Prevalece o bom senso, afinal. No reino das palavras, nem sempre são escolhidas as que melhor exprimem o que se pretende dizer. Mesmo profissionais da palavra, escrita ou falada, podem não fazer a melhor escolha.
Quando isso acontece, em qualquer nível, teor ou circunstância, o resultado são as penumbras verbais que, infelizmente, não deixam ver nem ocultam de todo. Pior, projetam silhuetas a partir das sombras que, naturalmente, podem não corresponder à imagem que se pretende exibir.
Creio que não é preciso dizer mais nada. Luiz Carlos Ramos, diretor de jornalismo da rádio Capital, e Rodney Brocanelli, editor do blog RADIOAMANTES, corroboraram, ambos, o que eu disse em dois comentários anteriores, no FG-News, sobre a possível venda da rádio Capital.
Repare: Ramos, ao desejar que a emissora do Paraíso “continue na atual fase de equilíbrio e sucesso, seja nas mãos do atual proprietário, seja com quem eventualmente vier a ter o controle da emissora”, deixa claro que nem mesmo os profissionais contratados da casa sabem, ao certo, o que vai acontecer.
Rodney Brocanelli, conclui, sem pestanejar, que “as informações desencontradas saem de dentro da própria Rádio Capital, a partir de seus comunicadores, seja no ar ou em outros espaços”.

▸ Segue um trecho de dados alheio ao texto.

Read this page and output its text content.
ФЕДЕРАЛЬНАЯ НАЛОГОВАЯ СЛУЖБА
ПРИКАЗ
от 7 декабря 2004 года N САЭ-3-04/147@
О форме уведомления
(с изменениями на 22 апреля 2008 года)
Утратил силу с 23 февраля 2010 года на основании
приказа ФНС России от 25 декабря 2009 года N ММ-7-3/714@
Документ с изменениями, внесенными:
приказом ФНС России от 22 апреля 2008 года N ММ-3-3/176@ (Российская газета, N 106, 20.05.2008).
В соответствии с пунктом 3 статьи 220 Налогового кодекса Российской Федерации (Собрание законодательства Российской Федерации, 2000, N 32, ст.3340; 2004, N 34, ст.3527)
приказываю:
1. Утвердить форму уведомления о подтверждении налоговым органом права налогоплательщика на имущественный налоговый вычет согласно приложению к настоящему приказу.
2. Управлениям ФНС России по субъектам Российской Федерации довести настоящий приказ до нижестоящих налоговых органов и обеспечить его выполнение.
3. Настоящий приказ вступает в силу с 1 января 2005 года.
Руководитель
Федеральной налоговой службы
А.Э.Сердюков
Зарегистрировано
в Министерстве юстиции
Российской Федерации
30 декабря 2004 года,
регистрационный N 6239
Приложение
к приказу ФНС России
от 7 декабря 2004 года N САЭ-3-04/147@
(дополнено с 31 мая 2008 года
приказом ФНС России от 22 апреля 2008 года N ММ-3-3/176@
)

Apenas para esclarecer a questão, nossas fontes não se limitam aos domínios do território daquela emissora – nem poderia ser assim – e nunca insinuei que estivesse recebendo informações “de dentro”. O que publiquei foram os rumores circulantes no mercado. Porém, o fiz baseado em fatos. Nada mais.

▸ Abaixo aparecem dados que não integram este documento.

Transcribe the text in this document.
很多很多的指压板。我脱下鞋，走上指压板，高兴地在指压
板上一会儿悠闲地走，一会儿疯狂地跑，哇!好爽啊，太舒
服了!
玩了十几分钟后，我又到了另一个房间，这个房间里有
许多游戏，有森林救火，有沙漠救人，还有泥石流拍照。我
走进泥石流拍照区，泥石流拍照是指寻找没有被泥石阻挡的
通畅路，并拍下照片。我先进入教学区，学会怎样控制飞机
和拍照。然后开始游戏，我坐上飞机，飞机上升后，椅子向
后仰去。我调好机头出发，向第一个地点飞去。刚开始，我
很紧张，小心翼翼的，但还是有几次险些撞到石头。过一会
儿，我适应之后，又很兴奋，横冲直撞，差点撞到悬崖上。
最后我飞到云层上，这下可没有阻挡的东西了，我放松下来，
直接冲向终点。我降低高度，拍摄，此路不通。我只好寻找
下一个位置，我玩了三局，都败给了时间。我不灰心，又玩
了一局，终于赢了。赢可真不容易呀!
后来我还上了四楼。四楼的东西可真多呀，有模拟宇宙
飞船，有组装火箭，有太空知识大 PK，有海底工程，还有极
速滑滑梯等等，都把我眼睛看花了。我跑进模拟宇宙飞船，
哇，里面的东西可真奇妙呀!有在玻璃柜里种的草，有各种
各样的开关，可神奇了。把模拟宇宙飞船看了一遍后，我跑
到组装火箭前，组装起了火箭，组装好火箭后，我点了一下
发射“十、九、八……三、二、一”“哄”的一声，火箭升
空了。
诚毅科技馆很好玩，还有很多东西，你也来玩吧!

Só mencionei alguns nomes, posteriormente, porque a mensagem de Luiz Carlos Ramos a Rodney Brocanelli dizia, no final “não considero positiva a circulação desencontrada sobre a possível venda da Capital, mas compreendo a ansiedade de jornalistas, do público e das empresas em torno do futuro de cada grande veículo de comunicação do País. Para atenuar tal situação, nada melhor que a transparência.”
Com a insinuação, nas entrelinhas, de que estávamos falando o que não sabíamos, sem conter a “ansiedade”, revelei apenas duas ou três evidências de que não inventei um detalhe sequer sobre o que se comentava, inclusive na emissora.

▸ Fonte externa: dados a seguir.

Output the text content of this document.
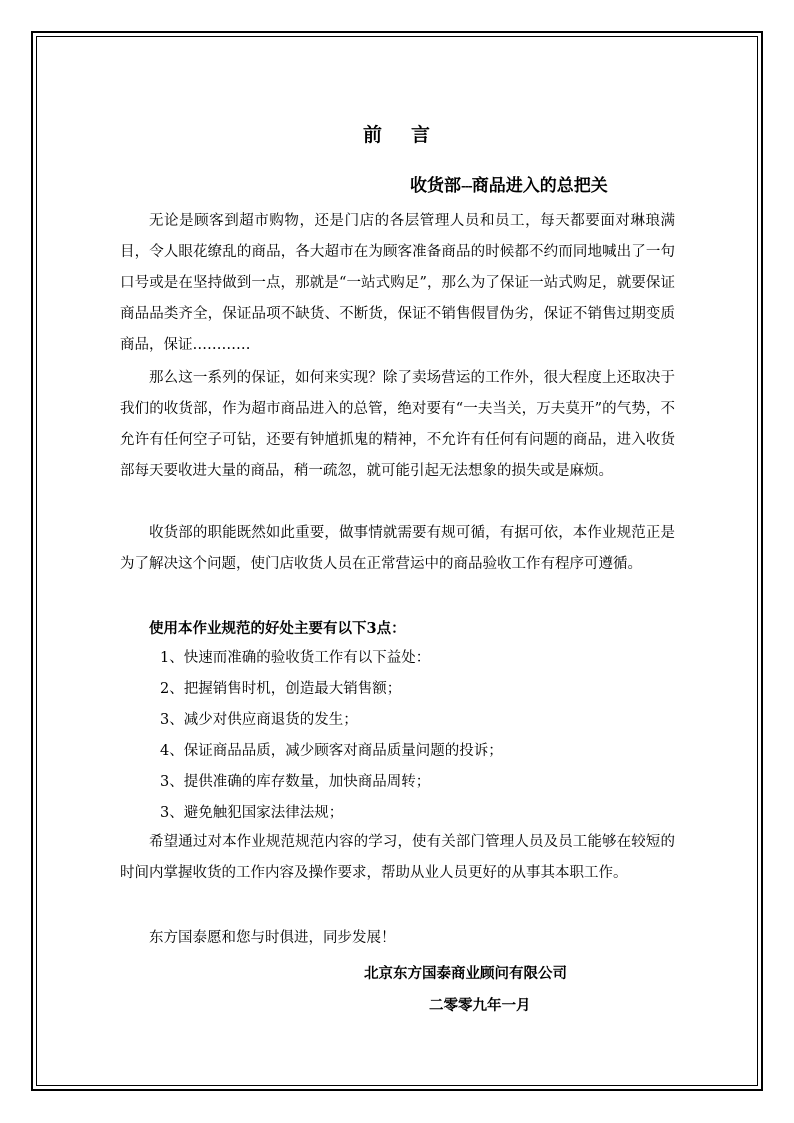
前 言
收货部---商品进入的总把关

无论是顾客到超市购物，还是门店的各层管理人员和员工，每天都要面对琳琅满目，令人眼花缭乱的商品，各大超市在为顾客准备商品的时候都不约而同地喊出了一句口号或是在坚持做到一点，那就是“一站式购足”，那么为了保证一站式购足，就要保证商品品类齐全，保证品项不缺货、不断货，保证不销售假冒伪劣，保证不销售过期变质商品，保证…………

那么这一系列的保证，如何来实现？除了卖场营运的工作外，很大程度上还取决于我们的收货部，作为超市商品进入的总管，绝对要有“一夫当关，万夫莫开”的气势，不允许有任何空子可钻，还要有钟馗抓鬼的精神，不允许有任何有问题的商品，进入收货部每天要收进大量的商品，稍一疏忽，就可能引起无法想象的损失或是麻烦。

收货部的职能既然如此重要，做事情就需要有规可循，有据可依，本作业规范正是为了解决这个问题，使门店收货人员在正常营运中的商品验收工作有程序可遵循。

使用本作业规范的好处主要有以下3点：
1、快速而准确的验收货工作有以下益处：
2、把握销售时机，创造最大销售额；
3、减少对供应商退货的发生；
4、保证商品品质，减少顾客对商品质量问题的投诉；
3、提供准确的库存数量，加快商品周转；
3、避免触犯国家法律法规；

希望通过对本作业规范规范内容的学习，使有关部门管理人员及员工能够在较短的时间内掌握收货的工作内容及操作要求，帮助从业人员更好的从事其本职工作。

东方国泰愿和您与时俱进，同步发展！
北京东方国泰商业顾问有限公司
二零零九年一月
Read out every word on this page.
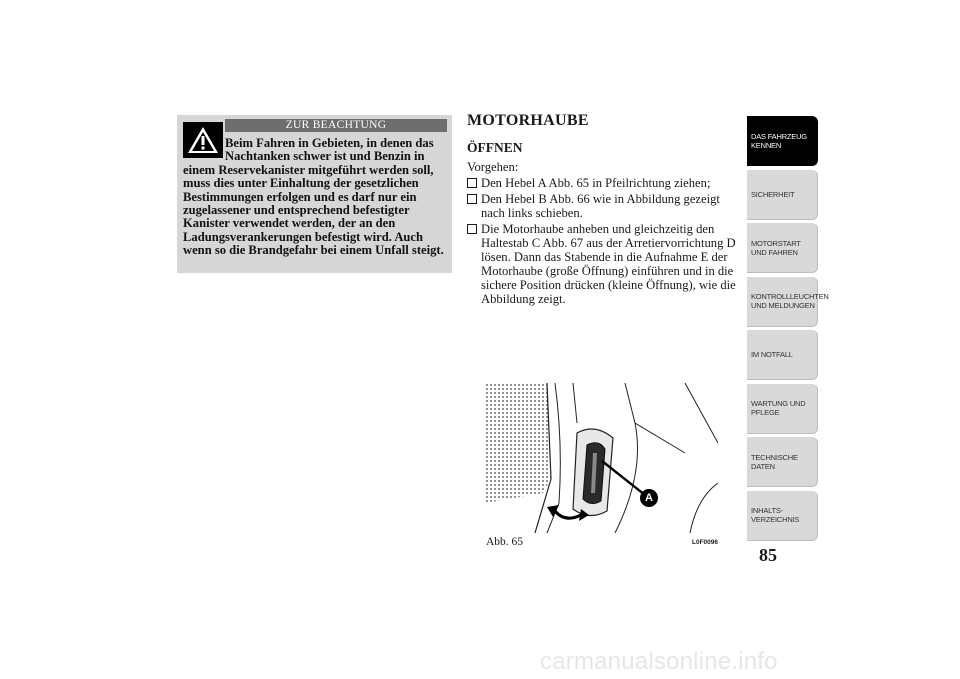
ZUR BEACHTUNG

Beim Fahren in Gebieten, in denen das Nachtanken schwer ist und Benzin in einem Reservekanister mitgeführt werden soll, muss dies unter Einhaltung der gesetzlichen Bestimmungen erfolgen und es darf nur ein zugelassener und entsprechend befestigter Kanister verwendet werden, der an den Ladungsverankerungen befestigt wird. Auch wenn so die Brandgefahr bei einem Unfall steigt.

MOTORHAUBE
ÖFFNEN

Vorgehen:

Den Hebel A Abb. 65 in Pfeilrichtung ziehen;
Den Hebel B Abb. 66 wie in Abbildung gezeigt nach links schieben.
Die Motorhaube anheben und gleichzeitig den Haltestab C Abb. 67 aus der Arretiervorrichtung D lösen. Dann das Stabende in die Aufnahme E der Motorhaube (große Öffnung) einführen und in die sichere Position drücken (kleine Öffnung), wie die Abbildung zeigt.
A

Abb. 65	L0F0096

DAS FAHRZEUG KENNEN
SICHERHEIT
MOTORSTART UND FAHREN
KONTROLLLEUCHTEN UND MELDUNGEN
IM NOTFALL
WARTUNG UND PFLEGE
TECHNISCHE DATEN
INHALTS-VERZEICHNIS

85

carmanualsonline.info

A propósito, Luiz Carlos poderia ter se dirigido a mim diretamente, pois o blog RADIOAMANTES esclareceu, com muita clareza, que o texto, de minha autoria, era reprodução de matéria postada no FG-News. Por sinal, diga-se, a replicação do texto foi uma iniciativa pessoal de Rodney, a quem agradeci, por reconhecer que o gesto me conferia maiores visibilidade e penetração no segmento em que o RADIOAMANTES se destaca.
Luiz Carlos Ramos sabe, como jornalista, escritor e professor, que uma vírgula muda o texto e o contexto. E o pecadilho, se de fato houve algum, deve ser creditado ao viés da dúvida que tem permeado as informações envolvendo a venda ou o arrendamento da Capital.
Ao agradecer a manifestação de Luiz Carlos Ramos pelo completo restabelecimento de minha saúde, deixo claro que também não tenho o menor interesse em polemizar. Nunca tive.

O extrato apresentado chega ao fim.